Ubekki-Beki-Bekistan and the Audacity of Oligarchy in Our Wars on Terror…

David Trilling at Foreign Policy asks, “Why is the Pentagon spending tens of millions of U.S. tax dollars to whitewash the image of Central Asian dictatorships?”


“Over the past three years, a subdivision of Virginia-based General Dynamics has set up and run a network of eight "influence websites" funded by the Defense Department with more than $120 million in taxpayer money. The sites, collectively known as the Trans Regional Web Initiative (TRWI) and operated by General Dynamics Information Technology, focus on geographic areas under the purview of various U.S. combatant commands, including U.S. Central Command. In its coverage of Uzbekistan, a repressive dictatorship increasingly important to U.S. military goals in Afghanistan, a TRWI website called Central Asia Online has shown a disturbing tendency to downplay the autocracy's rights abuses and uncritically promote its claims of terrorist threats.”

Russian Proverb - “Hypocrites kick with their hind feet while licking with their tongues.”

Kat said...

Perhaps when he dressed up like a pumpkin-- orange and green-- he did so in honor of the kindergarten quality of this terror plot.
Duke of Omnium-- yes, that works.

James F Traynor said...

And a Pleasant, if not Happy, Thanksgiving to all.

John in Lafayette said...

I can see the bumper stickers now:

Bloomberg for President!
Cut Out the Middle Man!

Will said...

Where does the Occupy movement go from here?
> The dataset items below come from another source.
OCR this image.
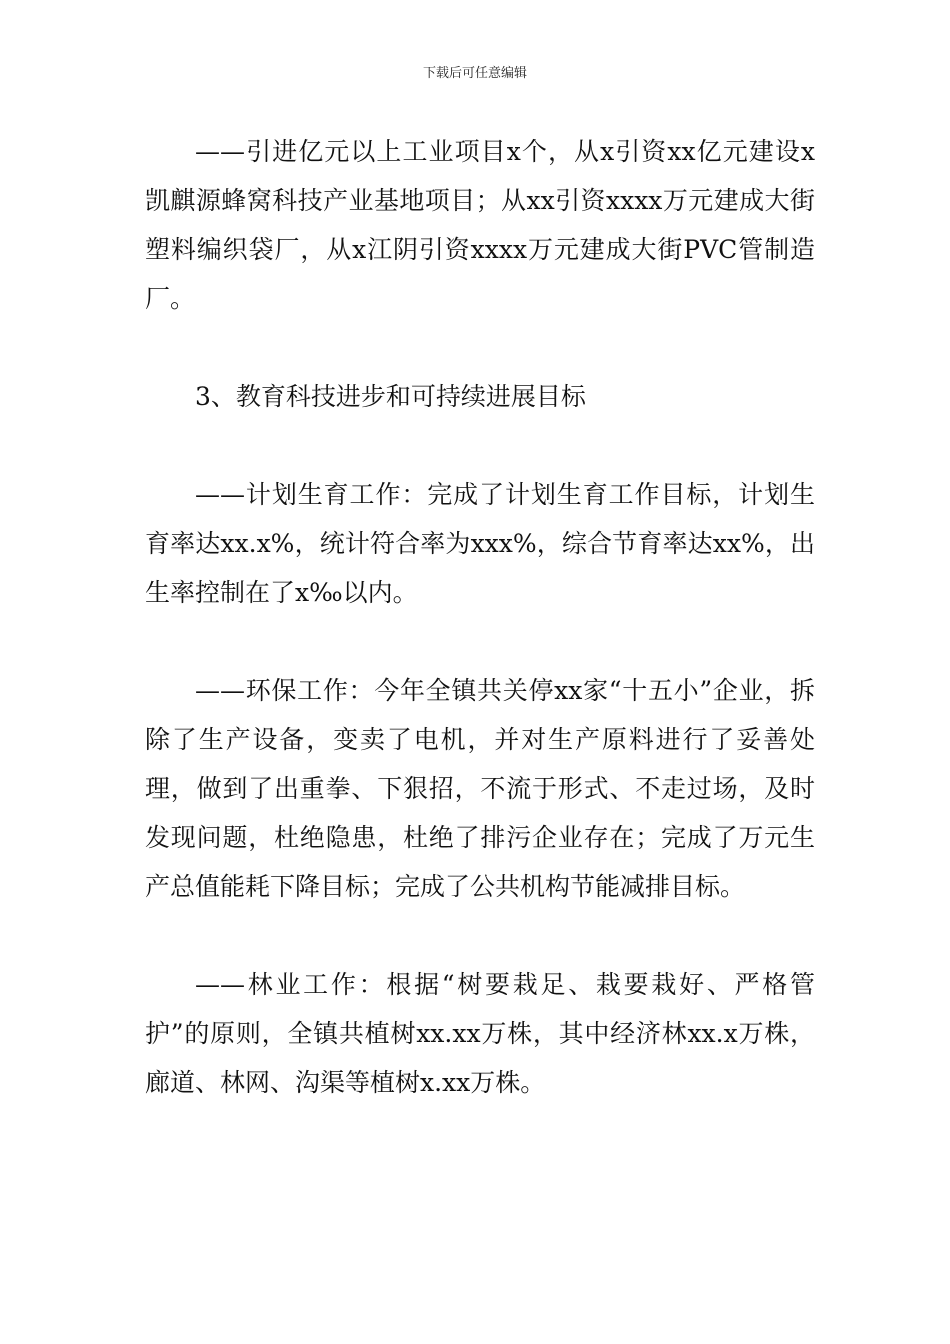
下载后可任意编辑

——引进亿元以上工业项目x个，从x引资xx亿元建设x凯麒源蜂窝科技产业基地项目；从xx引资xxxx万元建成大街塑料编织袋厂，从x江阴引资xxxx万元建成大街PVC管制造厂。

3、教育科技进步和可持续进展目标

——计划生育工作：完成了计划生育工作目标，计划生育率达xx.x%，统计符合率为xxx%，综合节育率达xx%，出生率控制在了x‰以内。

——环保工作：今年全镇共关停xx家“十五小”企业，拆除了生产设备，变卖了电机，并对生产原料进行了妥善处理，做到了出重拳、下狠招，不流于形式、不走过场，及时发现问题，杜绝隐患，杜绝了排污企业存在；完成了万元生产总值能耗下降目标；完成了公共机构节能减排目标。

——林业工作：根据“树要栽足、栽要栽好、严格管护”的原则，全镇共植树xx.xx万株，其中经济林xx.x万株，廊道、林网、沟渠等植树x.xx万株。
These 10 suggestions from Michael Moore are definitely a good place to start:


P.S. You might want to mention a few of these ideas at dinner tomorrow right after your asshole Uncle Bob condescendingly dismisses us as a bunch of dirty clueless hippies again. You won't change HIS tiny little mind, of course, but your other relatives will have something interesting to think about.

Another world is possible.

Happy Thanksgiving, everyone!

Anne Lavoie said...

Happy Thanksgiving, and don't forget, your right to camp out in front of a shopping mall will be protected and respected. Just don't call it Occupying.